What is Variance in Poker? A Plain-English Guide
Understand variance, standard deviation, and downswings — and why a winning player can lose for months. With concrete numbers for NL cash and MTTs.
Variance is the reason poker is profitable. It's also the reason most people quit. Understanding it is the difference between a career and a hobby that ends in frustration.


The one-sentence definition
Variance is how far your real results swing around your true win rate. High variance = bigger swings in both directions, even though your long-term EV is unchanged.
Concrete numbers
For a winning NL100 online cash player with a true win rate of 5 bb/100 and standard deviation of 100 bb/100:
- 10,000 hands: there is a ~16% chance you're losing. Sixteen percent.
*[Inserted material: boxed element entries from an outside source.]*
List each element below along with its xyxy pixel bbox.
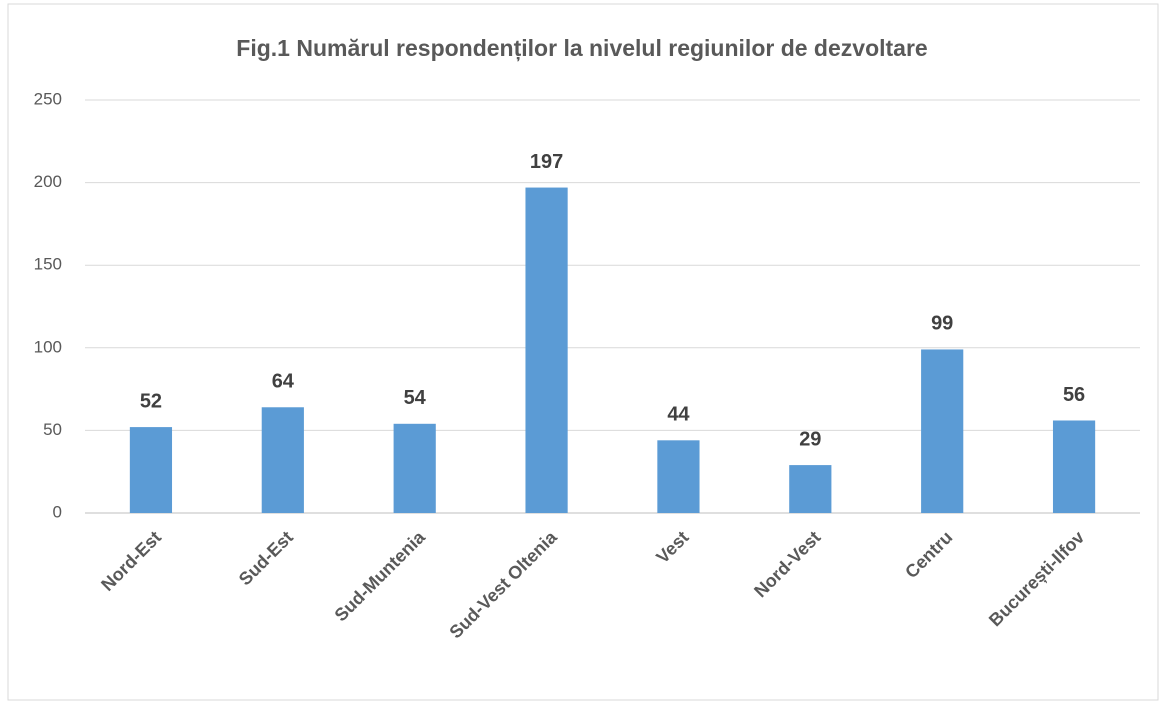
bar [129,427,173,513]
data-label: 29 [799,428,821,450]
y-tick-label: 0 [53,502,62,521]
chart-border [7,3,1159,701]
data-label: 52 [140,390,162,412]
bar [657,440,700,513]
data-label: 99 [931,313,953,335]
bar [789,465,832,513]
data-label: 197 [530,151,563,173]
bar [393,423,436,513]
y-tick-label: 200 [34,172,62,191]
y-tick-label: 100 [34,337,62,356]
data-label: 54 [404,387,427,409]
y-tick-label: 50 [43,420,62,439]
bar [1052,420,1096,513]
data-label: 56 [1063,384,1085,406]
data-label: 64 [272,371,295,393]
bar [261,407,304,513]
chart-title: Fig.1 Numărul respondenților la nivelul … [236,35,927,62]
bar [921,349,964,513]
bar [525,187,568,513]
y-tick-label: 250 [34,89,62,108]
data-label: 44 [667,404,690,426]
y-tick-label: 150 [34,255,62,274]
After ten thousand hands.
- 100,000 hands: still ~6% chance of being a loser despite being a real winner.
- 1,000,000 hands: finally below 1%.
For MTTs, a player with 20% ROI can lose money over 40,000 tournaments. Most live grinders won't play that many in a decade.
What this means in practice
- A 3-month downswing tells you almost nothing about your skill.
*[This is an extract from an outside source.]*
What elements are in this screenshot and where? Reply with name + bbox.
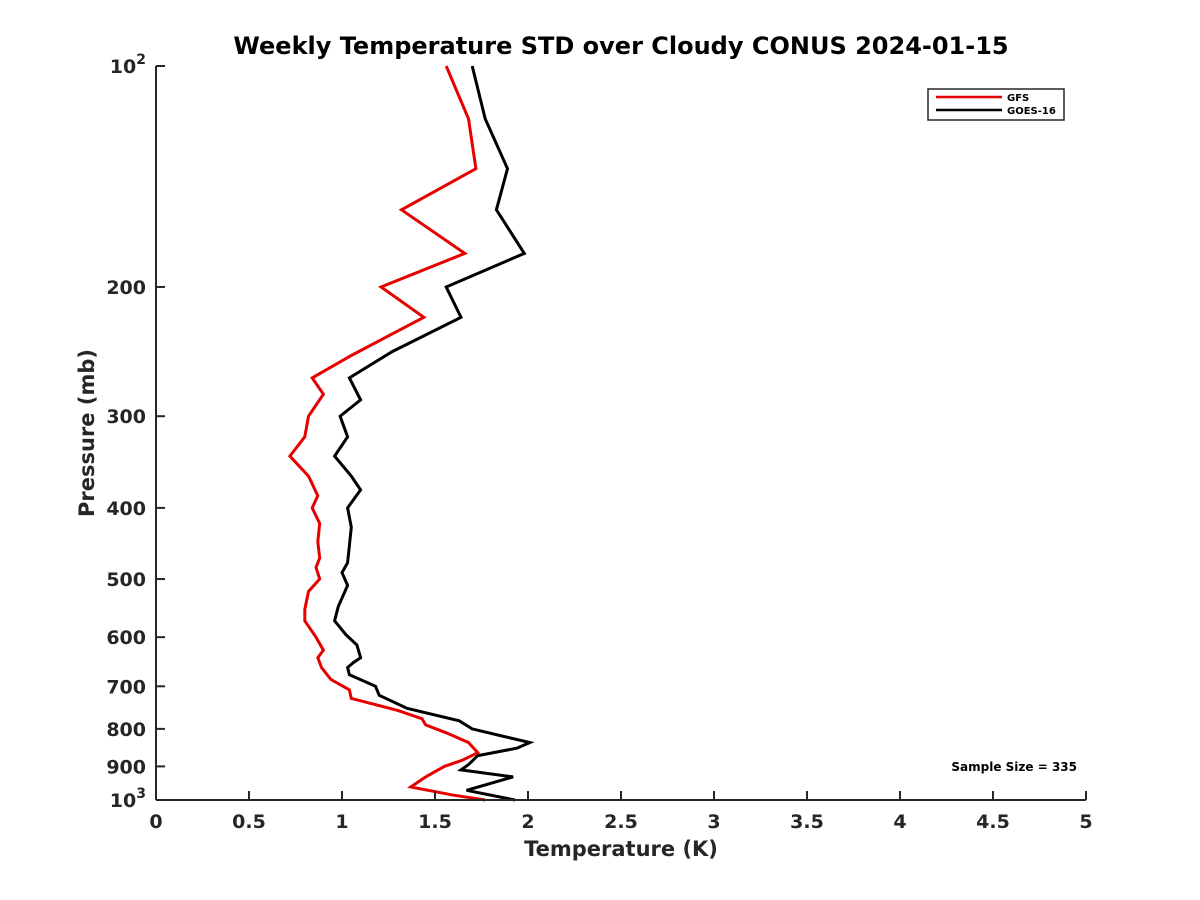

- A 2-week heater tells you even less.
- Sample size is the only honest answer to "am I actually good?"
How to survive variance
- Bankroll — see our bankroll guide. The numbers are not arbitrary; they're calibrated to typical SD.
- Track everything — without a database of sessions, you can't separate a downswing from a leak.
- Review hands, not results — if you'd play the hand the same way again with full information, the result is irrelevant.
- Don't move down emotionally, move down by rule — pre-commit: "If I drop X buy-ins from peak, I move down a stake."
The mindset shift
Stop asking "did I win?" after a session. Start asking "did I make good decisions?" The first question has a 50/50 answer driven by noise. The second is the only one you can control — and the only one that compounds.